Paper For Above instruction
Introduction
Urban areas worldwide face the pressing challenge of traffic congestion, which adversely affects residents' quality of life. Efficient parking management emerges as a pivotal solution to alleviate congestion, reduce travel time, and improve urban mobility. The advent of data analytics and smart technologies provides cities with innovative tools to optimize parking space utilization, leading to smarter, more sustainable urban environments. This paper explores how data-driven analysis, specifically statistical time series modeling and visualization techniques, can inform strategic decisions about implementing a smart parking space app, focusing on a mid-sized city’s initiative to enhance urban living standards.
Project Rationale and Goals
The primary rationale behind this project is to leverage data analytics to improve parking efficiency, thereby reducing traffic congestion and enhancing residents' mobility and convenience. The city's goal is not revenue maximization but to optimize resource allocation aligned with societal needs. The project aims to analyze occupancy patterns across different parking lots and times, identify trends, and assess whether real-time data can support a dynamic parking information app. Ultimately, the goal is to inform infrastructure investments and operational strategies that foster sustainable urban transportation.
Data Overview and Methodology
The provided dataset includes parking lot identifiers, capacities, current occupancies, timestamps, and days of the week. A key step involves calculating an occupancy rate—percentage of capacity used at each measurement point. Using Excel, new columns were created to compute this rate, which becomes the basis for subsequent analysis.
Descriptive statistics and data visualization tools, such as box plots and scatter plots, serve to reveal occupancy patterns. Box plots for days of the week enable comparison of median and variability, revealing whether occupancy fluctuates across weekdays and weekends. Similarly, box plots per parking lot show how usage varies geographically. Scatter plots for selected parking lots over a specific week visualize temporal variations within a day, highlighting peak times and time-dependent patterns.
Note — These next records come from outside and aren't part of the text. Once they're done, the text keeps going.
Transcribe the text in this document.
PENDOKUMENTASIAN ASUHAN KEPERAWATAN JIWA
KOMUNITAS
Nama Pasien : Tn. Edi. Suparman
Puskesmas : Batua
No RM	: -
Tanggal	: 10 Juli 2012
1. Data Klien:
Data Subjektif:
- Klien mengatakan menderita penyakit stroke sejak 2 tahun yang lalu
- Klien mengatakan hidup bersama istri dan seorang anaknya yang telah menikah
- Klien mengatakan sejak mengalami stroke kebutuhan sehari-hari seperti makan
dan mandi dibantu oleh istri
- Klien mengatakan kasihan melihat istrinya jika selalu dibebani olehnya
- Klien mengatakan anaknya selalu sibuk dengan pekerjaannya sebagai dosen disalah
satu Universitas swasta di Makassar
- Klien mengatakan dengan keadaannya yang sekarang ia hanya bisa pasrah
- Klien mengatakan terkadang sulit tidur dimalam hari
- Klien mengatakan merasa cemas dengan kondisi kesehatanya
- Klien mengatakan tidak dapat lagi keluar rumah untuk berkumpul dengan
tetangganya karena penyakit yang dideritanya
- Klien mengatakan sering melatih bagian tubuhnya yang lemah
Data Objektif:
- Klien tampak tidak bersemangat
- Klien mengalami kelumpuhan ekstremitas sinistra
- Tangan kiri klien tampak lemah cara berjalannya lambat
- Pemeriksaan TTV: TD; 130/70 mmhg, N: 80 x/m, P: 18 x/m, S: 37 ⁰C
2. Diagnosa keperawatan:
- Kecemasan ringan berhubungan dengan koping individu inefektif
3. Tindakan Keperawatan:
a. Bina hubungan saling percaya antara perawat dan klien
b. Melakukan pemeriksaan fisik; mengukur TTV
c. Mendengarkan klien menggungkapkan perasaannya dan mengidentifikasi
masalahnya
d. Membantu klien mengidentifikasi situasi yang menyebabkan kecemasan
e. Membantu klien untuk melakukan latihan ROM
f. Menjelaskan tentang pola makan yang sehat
Occupancy Patterns by Day of Week
The analysis of occupancy rates by day reveals that median occupancy tends to be lower on weekends compared to weekdays, consistent with reduced commuting and business activities. For example, median occupancy rates on Saturdays and Sundays are significantly lower than those on weekdays like Monday through Friday. This pattern indicates that parking demand correlates strongly with work-related travel, which peaks during weekdays. Such findings support the hypothesis that occupancy patterns are predictable and can be modeled to assist dynamic space allocation and real-time guidance.
Occupancy Variations Across Parking Lots
Box plots for different parking lots demonstrate that some lots experience consistently higher occupancy rates, indicating they are more frequented. For instance, parking lots located closer to commercial districts or transit hubs tend to have higher median occupancy and less variability, suggesting steady demand. Conversely, peripheral lots show lower occupancy, reflecting their less central location. These insights confirm expectations that parking usage is spatially heterogeneous, and targeted infrastructure or policy interventions might be warranted for high-demand areas.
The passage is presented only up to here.